Segundo a teoria do apego, a criança se vincula instintivamente a quem cuide dela, com a finalidade de sobreviver, dependendo disso seu desenvolvimento físico, social e emocional. O processo de apego não é específico de gênero, pois os bebês formam vínculos com qualquer cuidador consistente que seja sensível e responsivo nas interações sociais. A qualidade do engajamento social parece ser mais influente do que a quantidade de tempo gasto.
Depois de 1950, Bowlby trabalhou com conteúdos cada vez mais biológicos, comparando o comportamento humano às espécies animais.

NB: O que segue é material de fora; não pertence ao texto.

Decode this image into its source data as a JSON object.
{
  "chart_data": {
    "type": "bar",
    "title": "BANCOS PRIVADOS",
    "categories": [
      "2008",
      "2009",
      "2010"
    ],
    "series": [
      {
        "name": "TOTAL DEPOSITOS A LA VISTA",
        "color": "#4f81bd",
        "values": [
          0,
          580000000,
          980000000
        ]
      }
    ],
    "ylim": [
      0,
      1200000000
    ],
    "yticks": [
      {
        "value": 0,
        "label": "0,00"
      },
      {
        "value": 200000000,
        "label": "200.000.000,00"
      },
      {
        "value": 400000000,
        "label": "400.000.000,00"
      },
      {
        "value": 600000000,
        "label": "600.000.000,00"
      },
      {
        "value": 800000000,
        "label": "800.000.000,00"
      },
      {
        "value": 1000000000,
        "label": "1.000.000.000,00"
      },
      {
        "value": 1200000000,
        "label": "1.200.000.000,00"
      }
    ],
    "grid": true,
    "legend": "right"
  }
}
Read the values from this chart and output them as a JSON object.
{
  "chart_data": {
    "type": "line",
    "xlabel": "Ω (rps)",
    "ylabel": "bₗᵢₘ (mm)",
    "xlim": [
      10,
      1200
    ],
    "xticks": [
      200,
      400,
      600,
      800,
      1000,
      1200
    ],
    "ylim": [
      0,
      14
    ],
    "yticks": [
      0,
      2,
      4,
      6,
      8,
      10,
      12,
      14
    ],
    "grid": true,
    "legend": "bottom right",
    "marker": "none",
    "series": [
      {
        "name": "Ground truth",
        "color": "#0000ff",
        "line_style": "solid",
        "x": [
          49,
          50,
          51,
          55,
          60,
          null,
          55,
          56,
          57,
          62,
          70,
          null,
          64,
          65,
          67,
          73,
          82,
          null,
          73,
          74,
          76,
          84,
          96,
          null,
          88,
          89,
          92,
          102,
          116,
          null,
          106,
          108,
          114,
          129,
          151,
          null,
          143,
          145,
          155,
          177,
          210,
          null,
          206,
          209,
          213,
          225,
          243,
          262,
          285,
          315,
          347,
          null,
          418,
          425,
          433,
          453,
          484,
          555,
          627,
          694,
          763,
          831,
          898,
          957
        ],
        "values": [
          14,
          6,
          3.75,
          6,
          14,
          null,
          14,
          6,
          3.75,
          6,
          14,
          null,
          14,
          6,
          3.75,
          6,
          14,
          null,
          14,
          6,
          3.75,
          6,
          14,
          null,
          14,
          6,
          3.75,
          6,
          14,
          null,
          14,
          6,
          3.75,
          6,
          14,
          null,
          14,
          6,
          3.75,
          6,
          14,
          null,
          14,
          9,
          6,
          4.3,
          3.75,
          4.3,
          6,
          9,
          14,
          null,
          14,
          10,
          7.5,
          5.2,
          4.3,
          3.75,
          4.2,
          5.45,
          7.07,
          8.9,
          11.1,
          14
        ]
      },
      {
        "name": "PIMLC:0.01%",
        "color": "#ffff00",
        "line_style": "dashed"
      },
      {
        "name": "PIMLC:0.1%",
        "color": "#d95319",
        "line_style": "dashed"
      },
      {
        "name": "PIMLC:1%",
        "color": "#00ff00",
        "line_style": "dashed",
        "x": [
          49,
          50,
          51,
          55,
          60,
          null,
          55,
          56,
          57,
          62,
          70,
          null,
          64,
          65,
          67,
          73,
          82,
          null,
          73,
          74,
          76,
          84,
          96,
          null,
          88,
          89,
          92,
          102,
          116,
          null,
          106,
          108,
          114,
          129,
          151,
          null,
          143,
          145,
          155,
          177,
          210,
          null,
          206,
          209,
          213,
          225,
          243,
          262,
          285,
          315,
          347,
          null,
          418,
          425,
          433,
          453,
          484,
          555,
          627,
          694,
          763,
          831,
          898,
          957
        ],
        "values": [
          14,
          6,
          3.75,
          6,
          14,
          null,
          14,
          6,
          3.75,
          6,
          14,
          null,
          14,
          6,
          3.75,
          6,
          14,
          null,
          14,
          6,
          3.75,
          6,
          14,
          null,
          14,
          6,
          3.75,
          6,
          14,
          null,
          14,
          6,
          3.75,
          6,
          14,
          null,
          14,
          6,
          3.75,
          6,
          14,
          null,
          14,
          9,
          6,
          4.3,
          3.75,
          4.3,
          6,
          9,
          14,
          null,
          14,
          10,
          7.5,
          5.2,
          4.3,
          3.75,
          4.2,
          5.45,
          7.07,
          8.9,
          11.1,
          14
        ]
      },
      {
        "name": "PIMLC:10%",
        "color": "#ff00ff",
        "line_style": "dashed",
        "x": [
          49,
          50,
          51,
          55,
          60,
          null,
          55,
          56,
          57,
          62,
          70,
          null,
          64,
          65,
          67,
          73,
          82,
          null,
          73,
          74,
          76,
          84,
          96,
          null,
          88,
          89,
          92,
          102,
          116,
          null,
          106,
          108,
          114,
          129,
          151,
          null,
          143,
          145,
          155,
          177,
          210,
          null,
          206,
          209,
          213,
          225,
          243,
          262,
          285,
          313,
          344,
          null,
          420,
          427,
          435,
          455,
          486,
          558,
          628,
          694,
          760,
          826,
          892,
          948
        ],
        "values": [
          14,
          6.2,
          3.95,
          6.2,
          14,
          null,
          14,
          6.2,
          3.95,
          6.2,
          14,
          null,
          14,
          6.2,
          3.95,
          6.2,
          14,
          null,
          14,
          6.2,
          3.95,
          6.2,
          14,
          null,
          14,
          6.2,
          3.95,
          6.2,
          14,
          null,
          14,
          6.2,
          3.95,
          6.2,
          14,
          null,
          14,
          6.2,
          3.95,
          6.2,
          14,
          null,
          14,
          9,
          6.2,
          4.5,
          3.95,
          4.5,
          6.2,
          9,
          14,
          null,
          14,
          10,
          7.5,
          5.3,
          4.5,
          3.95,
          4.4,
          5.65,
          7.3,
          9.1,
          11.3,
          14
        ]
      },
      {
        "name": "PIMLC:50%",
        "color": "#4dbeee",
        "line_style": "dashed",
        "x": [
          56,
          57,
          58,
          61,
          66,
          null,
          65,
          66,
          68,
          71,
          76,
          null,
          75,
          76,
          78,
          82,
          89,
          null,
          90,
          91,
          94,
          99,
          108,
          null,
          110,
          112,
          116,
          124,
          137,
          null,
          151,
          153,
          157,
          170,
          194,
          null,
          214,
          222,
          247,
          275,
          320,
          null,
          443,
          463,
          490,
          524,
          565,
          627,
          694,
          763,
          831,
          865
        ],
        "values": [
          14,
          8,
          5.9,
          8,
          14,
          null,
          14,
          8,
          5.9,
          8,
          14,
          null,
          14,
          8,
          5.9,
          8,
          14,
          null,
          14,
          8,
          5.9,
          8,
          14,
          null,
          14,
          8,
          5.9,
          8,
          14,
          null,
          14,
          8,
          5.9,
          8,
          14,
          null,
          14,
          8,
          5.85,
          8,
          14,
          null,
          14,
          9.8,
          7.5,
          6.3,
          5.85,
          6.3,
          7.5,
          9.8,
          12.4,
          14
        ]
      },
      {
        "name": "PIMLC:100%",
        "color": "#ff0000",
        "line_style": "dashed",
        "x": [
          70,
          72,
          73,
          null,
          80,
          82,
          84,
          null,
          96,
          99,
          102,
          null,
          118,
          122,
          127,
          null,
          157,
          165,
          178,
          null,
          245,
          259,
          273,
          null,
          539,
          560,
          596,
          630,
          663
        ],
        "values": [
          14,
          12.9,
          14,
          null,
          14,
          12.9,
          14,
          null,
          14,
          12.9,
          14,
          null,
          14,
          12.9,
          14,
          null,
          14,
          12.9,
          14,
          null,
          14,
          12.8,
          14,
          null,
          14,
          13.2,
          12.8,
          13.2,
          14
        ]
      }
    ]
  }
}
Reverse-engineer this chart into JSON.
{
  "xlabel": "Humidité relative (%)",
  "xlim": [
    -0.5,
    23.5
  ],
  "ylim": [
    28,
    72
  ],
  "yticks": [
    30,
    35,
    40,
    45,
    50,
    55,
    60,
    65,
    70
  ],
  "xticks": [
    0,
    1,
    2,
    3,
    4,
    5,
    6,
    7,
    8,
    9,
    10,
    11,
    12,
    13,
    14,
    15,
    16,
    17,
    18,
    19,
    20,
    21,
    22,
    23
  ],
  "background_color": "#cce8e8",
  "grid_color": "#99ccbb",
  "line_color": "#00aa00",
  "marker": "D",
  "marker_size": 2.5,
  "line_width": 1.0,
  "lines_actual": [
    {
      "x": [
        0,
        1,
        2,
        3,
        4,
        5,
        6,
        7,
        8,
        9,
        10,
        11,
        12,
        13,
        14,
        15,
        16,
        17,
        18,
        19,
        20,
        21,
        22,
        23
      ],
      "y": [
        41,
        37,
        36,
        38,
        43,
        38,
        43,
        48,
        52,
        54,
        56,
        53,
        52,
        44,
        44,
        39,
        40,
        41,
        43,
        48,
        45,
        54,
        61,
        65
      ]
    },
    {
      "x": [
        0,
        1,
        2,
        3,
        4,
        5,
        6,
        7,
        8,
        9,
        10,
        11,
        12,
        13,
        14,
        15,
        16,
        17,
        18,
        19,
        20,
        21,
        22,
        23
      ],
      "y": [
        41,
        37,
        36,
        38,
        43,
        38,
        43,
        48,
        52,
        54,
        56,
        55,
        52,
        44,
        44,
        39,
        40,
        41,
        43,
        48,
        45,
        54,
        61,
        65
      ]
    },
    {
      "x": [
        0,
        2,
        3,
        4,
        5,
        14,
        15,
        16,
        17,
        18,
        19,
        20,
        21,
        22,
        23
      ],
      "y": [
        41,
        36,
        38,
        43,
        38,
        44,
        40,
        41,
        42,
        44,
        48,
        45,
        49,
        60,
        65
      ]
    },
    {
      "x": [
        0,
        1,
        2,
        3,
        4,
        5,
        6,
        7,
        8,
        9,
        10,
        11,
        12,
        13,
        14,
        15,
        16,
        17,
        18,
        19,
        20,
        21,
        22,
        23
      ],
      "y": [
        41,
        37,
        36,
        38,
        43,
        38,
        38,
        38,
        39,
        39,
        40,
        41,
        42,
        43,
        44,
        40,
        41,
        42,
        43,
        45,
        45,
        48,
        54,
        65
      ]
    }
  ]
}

Seu interesse pela etologia e pela biologia, numa perspectiva darwiniana, o fez alvo de acusações de psicanalistas de ignorar o inconsciente. Bowlby procurou novos entendimentos em campos como a biologia evolutiva, a etologia, a psicologia do desenvolvimento, a ciência cognitiva e a teoria dos sistemas de controle. Suas ideias influenciaram a pesquisa etiológica e inspiraram estudantes de comportamento animal.
A teoria do apego foi estendida aos relacionamentos adultos no final da década de 1980.